Tuesday, May 21, 2013

Chapter Thirty-Five

Tris wakes up in a tank that's eerily familiar. Sucks to have a guy like Eric as your instructor, after all. She's practically bleeding out already and she goes in hysterics. She is only sixteen; this isn't the sort of thing she's cut out for. She attempts to thrash her way out but that's impossible. Instead, she makes a statement in accepting her death just the way it is. She lets go of everything, and he mind turns toward God.

In the Tao Te Ching it is made clear that the Tao flows in everything, and water is referenced several times. The only way to touch the Tao is to let go of attachments--to seek it without a goal in mind, and those that can touch the Tao are given the greatest peace that no one can even fathom. The God alluded to is the Christian god, but I think that anyone of any religion can affiliate with the ideas of finding their higher power in the moments before death.

But death does not come. Instead the glass shatters and her mother is there, out of sorts, and holding a gun. She makes the connection a second time that her mother was never truly Abnegation and is calmly directed toward a safe house. Divergent as she may be, her mother is without fear, and truly Dauntless, and sacrifices her life to save her daughter. I honestly cried like a baby over this.

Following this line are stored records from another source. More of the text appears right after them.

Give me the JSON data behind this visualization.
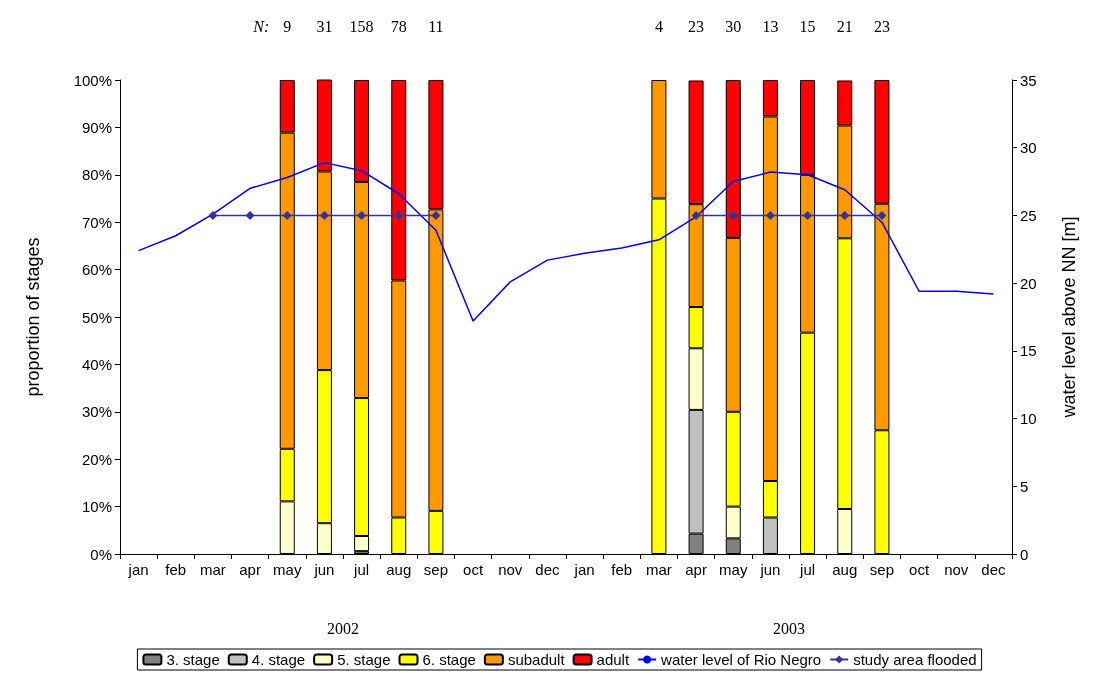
{
  "chart_data": {
    "type": "bar",
    "stacked": true,
    "ylabel": "proportion of stages",
    "y2label": "water level above NN [m]",
    "categories": [
      "jan",
      "feb",
      "mar",
      "apr",
      "may",
      "jun",
      "jul",
      "aug",
      "sep",
      "oct",
      "nov",
      "dec",
      "jan",
      "feb",
      "mar",
      "apr",
      "may",
      "jun",
      "jul",
      "aug",
      "sep",
      "oct",
      "nov",
      "dec"
    ],
    "series": [
      {
        "name": "3. stage",
        "color": "#808080",
        "values": [
          null,
          null,
          null,
          null,
          null,
          null,
          0.6,
          null,
          null,
          null,
          null,
          null,
          null,
          null,
          null,
          4.3,
          3.3,
          null,
          null,
          null,
          null,
          null,
          null,
          null
        ]
      },
      {
        "name": "4. stage",
        "color": "#c0c0c0",
        "values": [
          null,
          null,
          null,
          null,
          null,
          null,
          null,
          null,
          null,
          null,
          null,
          null,
          null,
          null,
          null,
          26.1,
          null,
          7.7,
          null,
          null,
          null,
          null,
          null,
          null
        ]
      },
      {
        "name": "5. stage",
        "color": "#ffffcc",
        "values": [
          null,
          null,
          null,
          null,
          11.1,
          6.5,
          3.2,
          null,
          null,
          null,
          null,
          null,
          null,
          null,
          null,
          13.0,
          6.7,
          null,
          null,
          9.5,
          null,
          null,
          null,
          null
        ]
      },
      {
        "name": "6. stage",
        "color": "#ffff00",
        "values": [
          null,
          null,
          null,
          null,
          11.1,
          32.3,
          29.1,
          7.7,
          9.1,
          null,
          null,
          null,
          null,
          null,
          75,
          8.7,
          20,
          7.7,
          46.7,
          57.1,
          26.1,
          null,
          null,
          null
        ]
      },
      {
        "name": "subadult",
        "color": "#ff9900",
        "values": [
          null,
          null,
          null,
          null,
          66.7,
          41.9,
          45.6,
          50.0,
          63.6,
          null,
          null,
          null,
          null,
          null,
          25,
          21.7,
          36.7,
          76.9,
          33.3,
          23.8,
          47.8,
          null,
          null,
          null
        ]
      },
      {
        "name": "adult",
        "color": "#ff0000",
        "values": [
          null,
          null,
          null,
          null,
          11.1,
          19.4,
          21.5,
          42.3,
          27.3,
          null,
          null,
          null,
          null,
          null,
          null,
          26.1,
          33.3,
          7.7,
          20,
          9.5,
          26.1,
          null,
          null,
          null
        ]
      },
      {
        "name": "water level of Rio Negro",
        "type": "line",
        "axis": "y2",
        "marker": "none",
        "color": "#0000ff",
        "values": [
          22.4,
          23.5,
          25.1,
          27.0,
          27.8,
          28.9,
          28.3,
          26.6,
          23.9,
          17.2,
          20.1,
          21.7,
          22.2,
          22.6,
          23.2,
          24.9,
          27.5,
          28.2,
          28.0,
          26.9,
          24.5,
          19.4,
          19.4,
          19.2
        ]
      },
      {
        "name": "study area flooded",
        "type": "line",
        "axis": "y2",
        "marker": "diamond",
        "color": "#333399",
        "values": [
          null,
          null,
          25,
          25,
          25,
          25,
          25,
          25,
          25,
          null,
          null,
          null,
          null,
          null,
          null,
          25,
          25,
          25,
          25,
          25,
          25,
          null,
          null,
          null
        ]
      }
    ],
    "ylim": [
      0,
      100
    ],
    "yticks": [
      {
        "value": 0,
        "label": "0%"
      },
      {
        "value": 10,
        "label": "10%"
      },
      {
        "value": 20,
        "label": "20%"
      },
      {
        "value": 30,
        "label": "30%"
      },
      {
        "value": 40,
        "label": "40%"
      },
      {
        "value": 50,
        "label": "50%"
      },
      {
        "value": 60,
        "label": "60%"
      },
      {
        "value": 70,
        "label": "70%"
      },
      {
        "value": 80,
        "label": "80%"
      },
      {
        "value": 90,
        "label": "90%"
      },
      {
        "value": 100,
        "label": "100%"
      }
    ],
    "y2lim": [
      0,
      35
    ],
    "y2ticks": [
      0,
      5,
      10,
      15,
      20,
      25,
      30,
      35
    ],
    "annotations": [
      "N:",
      "9",
      "31",
      "158",
      "78",
      "11",
      "4",
      "23",
      "30",
      "13",
      "15",
      "21",
      "23",
      "2002",
      "2003"
    ],
    "grid": false,
    "legend": "bottom",
    "line_style": "solid"
  }
}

No matter what it is, paternal sacrifice always chokes me up and makes me feel extremely introspective. 

Beatrice has no time to process the events: being saved, her mother's tattoo, the soldiers--her death--all of it happens so quickly that it is little more than a blur.

"Maybe Eric is right," she thinks, "Maybe death is like exploring the unknown; but, somehow I find the strength to stand up and start running.
I am brave."

She chooses life. She chooses to make something of her mother's sacrifice, and the was when Tris was redeemed in my eyes.